Humanitarian organizations warned Wednesday of dramatic consequences if the new coronavirus hits refugees stranded in northern Syria due to violence.
"As brutal as it sounds, you will almost have to expect mass extinction" if coronavirus reaches areas in northwestern Syria, said Dirk Hegmanns, the regional director for Syria of the German Welthungerhilfe (World Hunger Aid) organization.
He told the German Press Agency (DPA) that a regime offensive, which was launched against opposition groups in the province of Idlib in northwestern Syria in late April, had destroyed dozens of hospitals.
The health care sector in the region is already burdened with treating those injured in the violence there, according to Hegmanns.
In the same vein, the medical charity Doctors Without Borders (MSF) warned that a spread of the virus in northwestern Syria could result in a rapidly critical situation if additional support and measures are not put in place.
"The disease would spread very quickly, especially in camp settings," said Stefan Dold, the MSF press officer in Berlin.
MSF is supporting the local health authorities in northwestern Syria to prepare for a potential outbreak, Dold told DPA.
According to the United Nations, an estimated 400,000 people have been displaced due to violence from the southern countryside of Idlib to areas near the Syrian-Turkish border since December.
Idlib is the last opposition stronghold in Syria.
The province, just south of Turkey's border with Syria, had nominally been covered by cease-fires reached by Turkey and Russia, the Assad regime's chief ally, since September 2018, and again this January, before the latest declared this March.
But the first two cease-fires were repeatedly violated by the Assad regime and its allies, killing and wounding thousands of innocent civilians, and sending upwards of a million toward the border with Turkey, seeking safe haven.
Turkey has long championed setting up a safe area in Idlib and has pressed the European Union and the U.S. to help in this goal.
Last month, Turkey launched Operation Peace Spring in Idlib to protect civilians and Turkish troops enforcing the cease-fire.
The World Health Organization (WHO) said it was extremely concerned about the impact of the COVID-19 disease caused by the coronavirus in northwestern Syria.
Refugees in the area are living under conditions that make them vulnerable to respiratory infections, the WHO said in a statement.
The organization cited overcrowded living conditions, physical and mental stress and deprivation due to the lack of housing and clean water.
"WHO is preparing for contagion across Syria, prioritizing prevention, preparedness and risk communication, with a focus on supporting health responders to detect, diagnose and prevent spread," Hedinn Halldorsson, the agency's spokesman, told DPA.

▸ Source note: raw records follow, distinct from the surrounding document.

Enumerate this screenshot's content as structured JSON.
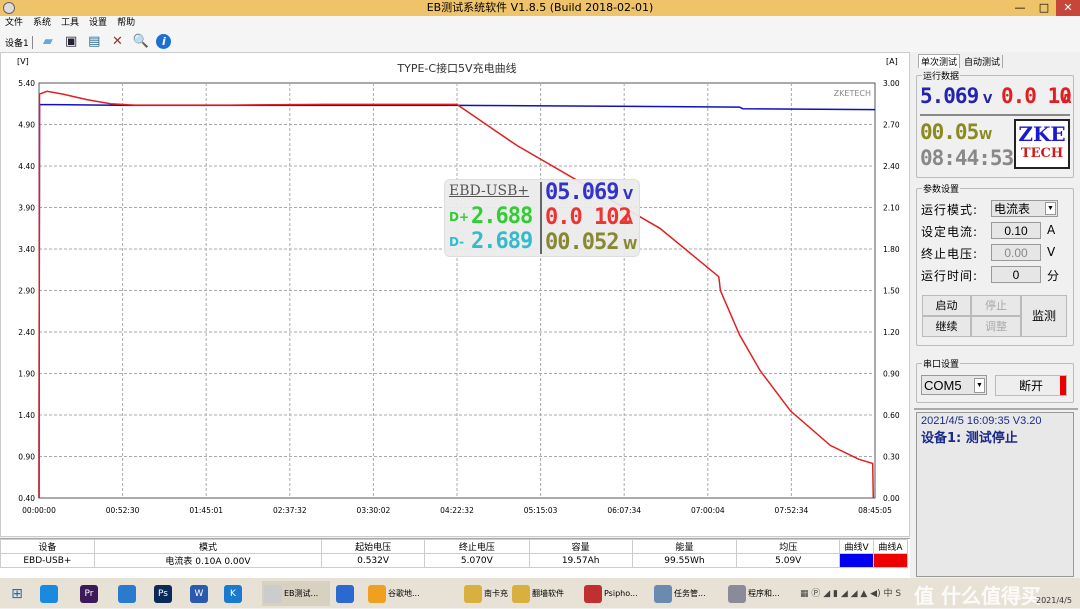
{
  "window": {
    "title": "EB测试系统软件 V1.8.5 (Build 2018-02-01)",
    "minimize": "—",
    "maximize": "□",
    "close": "✕"
  },
  "menu": [
    "文件",
    "系统",
    "工具",
    "设置",
    "帮助"
  ],
  "toolbar": {
    "device_label": "设备1",
    "icons": [
      "open-folder-icon",
      "save-icon",
      "chart-image-icon",
      "tools-icon",
      "search-icon",
      "info-icon"
    ]
  },
  "chart_data": {
    "type": "line",
    "title": "TYPE-C接口5V充电曲线",
    "ylabel": "[V]",
    "y2label": "[A]",
    "watermark": "ZKETECH",
    "ylim": [
      0.4,
      5.4
    ],
    "y2lim": [
      0.0,
      3.0
    ],
    "yticks": [
      "5.40",
      "4.90",
      "4.40",
      "3.90",
      "3.40",
      "2.90",
      "2.40",
      "1.90",
      "1.40",
      "0.90",
      "0.40"
    ],
    "y2ticks": [
      "3.00",
      "2.70",
      "2.40",
      "2.10",
      "1.80",
      "1.50",
      "1.20",
      "0.90",
      "0.60",
      "0.30",
      "0.00"
    ],
    "xticks": [
      "00:00:00",
      "00:52:30",
      "01:45:01",
      "02:37:32",
      "03:30:02",
      "04:22:32",
      "05:15:03",
      "06:07:34",
      "07:00:04",
      "07:52:34",
      "08:45:05"
    ],
    "xlim": [
      "00:00:00",
      "08:45:05"
    ],
    "grid": true,
    "series": [
      {
        "name": "曲线V",
        "axis": "left",
        "color": "#1010c0",
        "points": [
          [
            "00:00:00",
            0.4
          ],
          [
            "00:00:20",
            5.14
          ],
          [
            "00:10:00",
            5.14
          ],
          [
            "01:00:00",
            5.13
          ],
          [
            "04:22:30",
            5.13
          ],
          [
            "06:00:00",
            5.12
          ],
          [
            "07:20:00",
            5.11
          ],
          [
            "07:22:00",
            5.09
          ],
          [
            "08:45:05",
            5.08
          ]
        ]
      },
      {
        "name": "曲线A",
        "axis": "right",
        "color": "#e02020",
        "points": [
          [
            "00:00:00",
            0.0
          ],
          [
            "00:00:20",
            2.92
          ],
          [
            "00:05:00",
            2.94
          ],
          [
            "00:15:00",
            2.92
          ],
          [
            "00:30:00",
            2.88
          ],
          [
            "00:45:00",
            2.85
          ],
          [
            "01:00:00",
            2.84
          ],
          [
            "02:00:00",
            2.84
          ],
          [
            "03:00:00",
            2.845
          ],
          [
            "04:22:30",
            2.845
          ],
          [
            "05:00:00",
            2.55
          ],
          [
            "05:45:00",
            2.25
          ],
          [
            "06:30:00",
            1.95
          ],
          [
            "07:07:00",
            1.6
          ],
          [
            "07:08:00",
            1.5
          ],
          [
            "07:20:00",
            1.18
          ],
          [
            "07:33:00",
            0.92
          ],
          [
            "07:52:00",
            0.63
          ],
          [
            "08:17:00",
            0.38
          ],
          [
            "08:35:00",
            0.28
          ],
          [
            "08:43:40",
            0.25
          ],
          [
            "08:44:00",
            0.0
          ]
        ]
      }
    ]
  },
  "overlay": {
    "device": "EBD-USB+",
    "dplus_label": "D+",
    "dplus": "2.688",
    "dminus_label": "D-",
    "dminus": "2.689",
    "voltage": "05.069",
    "v_unit": "V",
    "current": "0.0 102",
    "a_unit": "A",
    "power": "00.052",
    "w_unit": "W"
  },
  "right": {
    "tabs": [
      "单次测试",
      "自动测试"
    ],
    "run_group": "运行数据",
    "voltage": "5.069",
    "v_unit": "V",
    "current": "0.0 10",
    "a_unit": "A",
    "power": "00.05",
    "w_unit": "W",
    "time": "08:44:53",
    "logo": "ZKE TECH",
    "param_group": "参数设置",
    "mode_label": "运行模式:",
    "mode_value": "电流表",
    "set_current_label": "设定电流:",
    "set_current": "0.10",
    "set_current_unit": "A",
    "end_voltage_label": "终止电压:",
    "end_voltage": "0.00",
    "end_voltage_unit": "V",
    "run_time_label": "运行时间:",
    "run_time": "0",
    "run_time_unit": "分",
    "buttons": {
      "start": "启动",
      "stop": "停止",
      "continue": "继续",
      "adjust": "调整",
      "monitor": "监测"
    },
    "serial_group": "串口设置",
    "port": "COM5",
    "disconnect": "断开",
    "status_line1": "2021/4/5 16:09:35  V3.20",
    "status_line2": "设备1: 测试停止"
  },
  "table": {
    "headers": [
      "设备",
      "模式",
      "起始电压",
      "终止电压",
      "容量",
      "能量",
      "均压",
      "曲线V",
      "曲线A"
    ],
    "rows": [
      [
        "EBD-USB+",
        "电流表  0.10A  0.00V",
        "0.532V",
        "5.070V",
        "19.57Ah",
        "99.55Wh",
        "5.09V",
        "",
        ""
      ]
    ],
    "curve_colors": [
      "#0000ee",
      "#ee0000"
    ]
  },
  "taskbar": {
    "items": [
      "",
      "",
      "Pr",
      "",
      "Ps",
      "W",
      "K",
      "EB测试...",
      "",
      "谷歌地...",
      "南卡充...",
      "翻墙软件",
      "Psipho...",
      "任务管...",
      "程序和..."
    ],
    "clock": "2021/4/5",
    "watermark": "值 什么值得买"
  }
}
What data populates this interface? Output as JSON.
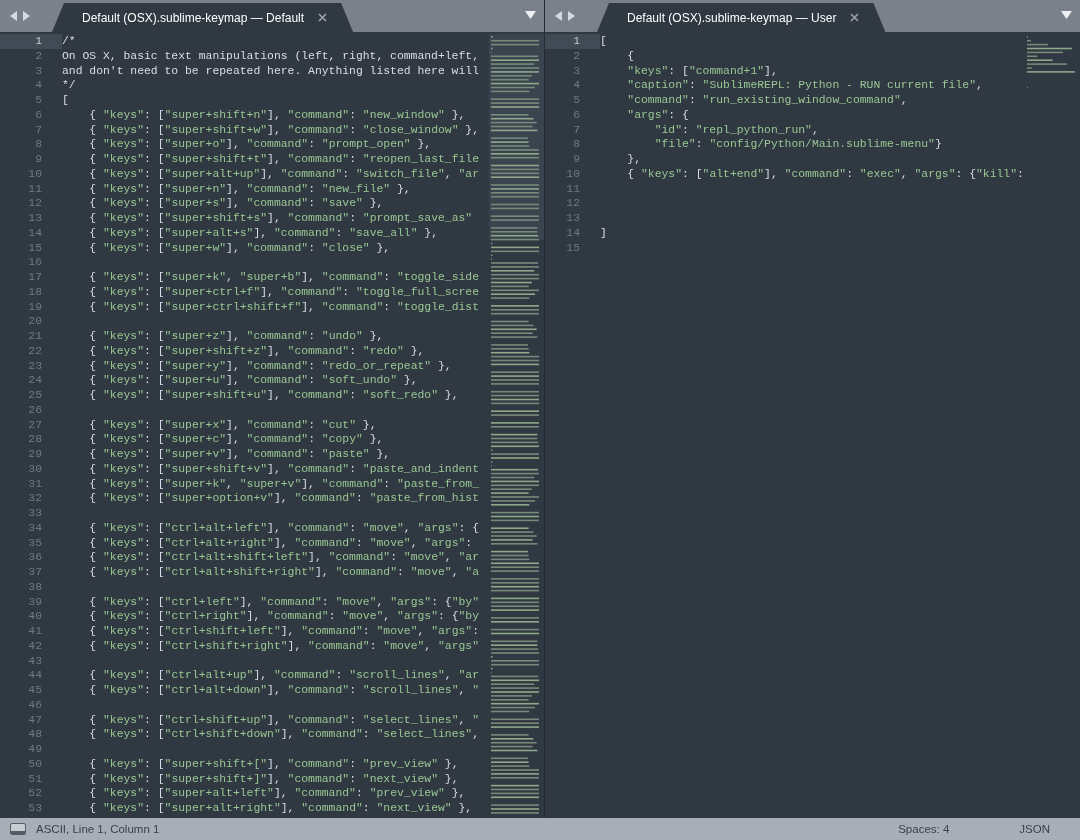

The White Helmets, a voluntary non-government group working in Syria's opposition areas, and the local Attaa Humanitarian Relief Society said they had embarked on prevention campaigns among the refugees and residents in Idlib.
Malek Taleb, an Attaa official in Idlib, said the "large crowding, malnutrition, the use of shared water tanks and the poor housing" prompted the organization to spread immediate health awareness among the refugees.
"We will be carrying out intensive awareness campaigns starting on Friday in coordination with health associations in northwestern Syria," Raed Saleh, the White Helmets head, told DPA.
The Syrian regime has denied recording any coronavirus case in areas under its control as the country's civil war has entered its 10th year.
The virus emerged in Wuhan, China, last December, and has spread to at least 159 countries and territories around the globe.
The World Health Organization has declared the outbreak a global pandemic, releasing figures indicating nearly 219,500 confirmed cases and a death tally on the verge of 9,000 around the world as of Thursday.